I've been battling with this for the last few days. We have the
following scenario going.
We have 2 physical nodes set up in an LVS configuration which is running
OK. pulse on the backend is being piped through an SSH based connection.
/etc/lvs.cf is correctly configured and the 2 nodes talk just fine. BUT,
every so often we lose the DNS running on the machine and routing to the
outside world. I have the DNS records set up to point at the LVS node (the
"fake" machine process) as the DNS which is really running on both of the
actual physical nodes. (This should in theory roll the DNS over to either
machine if/when a node goes down.)
On top of that, for some reason SSH keeps losing the ability to talk
across the pulse (heartbeat?) when a node goes down. More accurately it
fails to be able to REcommunicate when the downed node comes back
online. it wants to reverify the password from all I can tell.)

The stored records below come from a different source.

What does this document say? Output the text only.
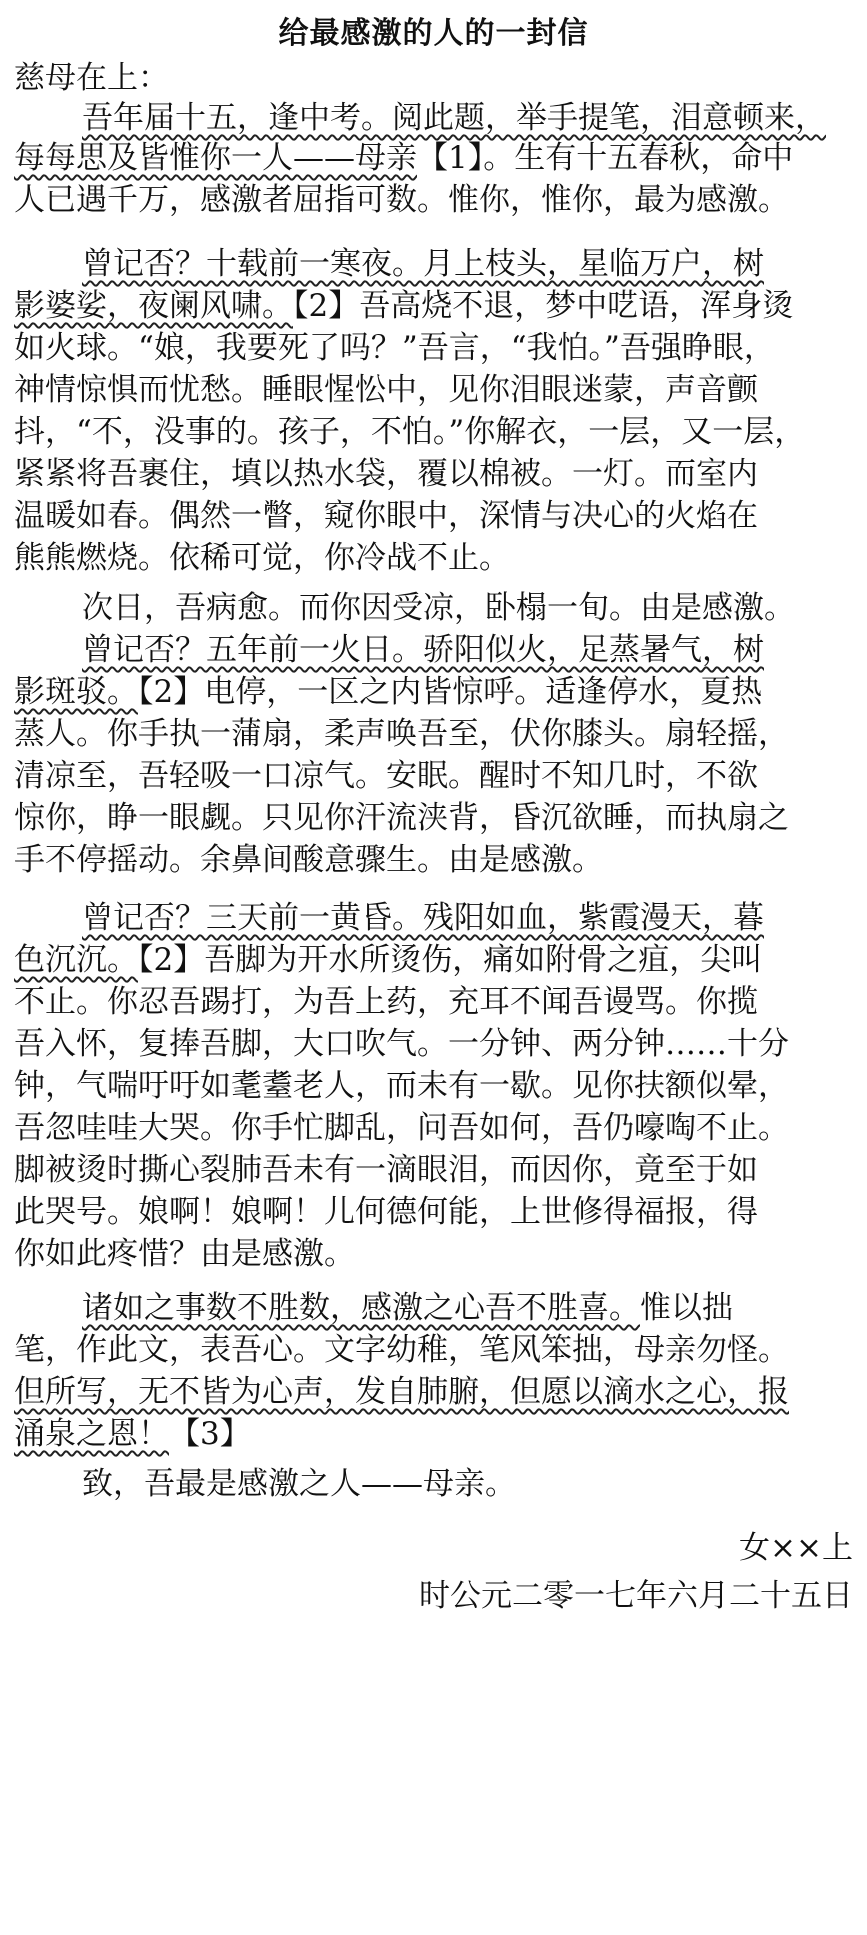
给最感激的人的一封信
慈母在上：
吾年届十五，逢中考。阅此题，举手提笔，泪意顿来，
每每思及皆惟你一人——母亲【1】。生有十五春秋，命中
人已遇千万，感激者屈指可数。惟你，惟你，最为感激。
曾记否？十载前一寒夜。月上枝头，星临万户，树
影婆娑，夜阑风啸。【2】吾高烧不退，梦中呓语，浑身烫
如火球。“娘，我要死了吗？”吾言，“我怕。”吾强睁眼，
神情惊惧而忧愁。睡眼惺忪中，见你泪眼迷蒙，声音颤
抖，“不，没事的。孩子，不怕。”你解衣，一层，又一层，
紧紧将吾裹住，填以热水袋，覆以棉被。一灯。而室内
温暖如春。偶然一瞥，窥你眼中，深情与决心的火焰在
熊熊燃烧。依稀可觉，你冷战不止。
次日，吾病愈。而你因受凉，卧榻一旬。由是感激。
曾记否？五年前一火日。骄阳似火，足蒸暑气，树
影斑驳。【2】电停，一区之内皆惊呼。适逢停水，夏热
蒸人。你手执一蒲扇，柔声唤吾至，伏你膝头。扇轻摇，
清凉至，吾轻吸一口凉气。安眠。醒时不知几时，不欲
惊你，睁一眼觑。只见你汗流浃背，昏沉欲睡，而执扇之
手不停摇动。余鼻间酸意骤生。由是感激。
曾记否？三天前一黄昏。残阳如血，紫霞漫天，暮
色沉沉。【2】吾脚为开水所烫伤，痛如附骨之疽，尖叫
不止。你忍吾踢打，为吾上药，充耳不闻吾谩骂。你揽
吾入怀，复捧吾脚，大口吹气。一分钟、两分钟……十分
钟，气喘吁吁如耄耋老人，而未有一歇。见你扶额似晕，
吾忽哇哇大哭。你手忙脚乱，问吾如何，吾仍嚎啕不止。
脚被烫时撕心裂肺吾未有一滴眼泪，而因你，竟至于如
此哭号。娘啊！娘啊！儿何德何能，上世修得福报，得
你如此疼惜？由是感激。
诸如之事数不胜数，感激之心吾不胜喜。惟以拙
笔，作此文，表吾心。文字幼稚，笔风笨拙，母亲勿怪。
但所写，无不皆为心声，发自肺腑，但愿以滴水之心，报
涌泉之恩！【3】
致，吾最是感激之人——母亲。
女××上
时公元二零一七年六月二十五日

Lastly, when it DOES work, for some reason it intermittently loses network
connection. (I think this is occuring every few hundred heartbeats.) I'm
not really sure what's going on here. In case you haven't guessed this is
my first time setting up an LVS in a commercial environment and realize I
seem to be missing a few clues. Anything that will help me keep this
stabilized in a production environment would be emmensely helpful.
David D.W. Downey RHCE, Internet Security Specialist
Sr. Linux System Administrator QIXO, Inc. San Jose, CA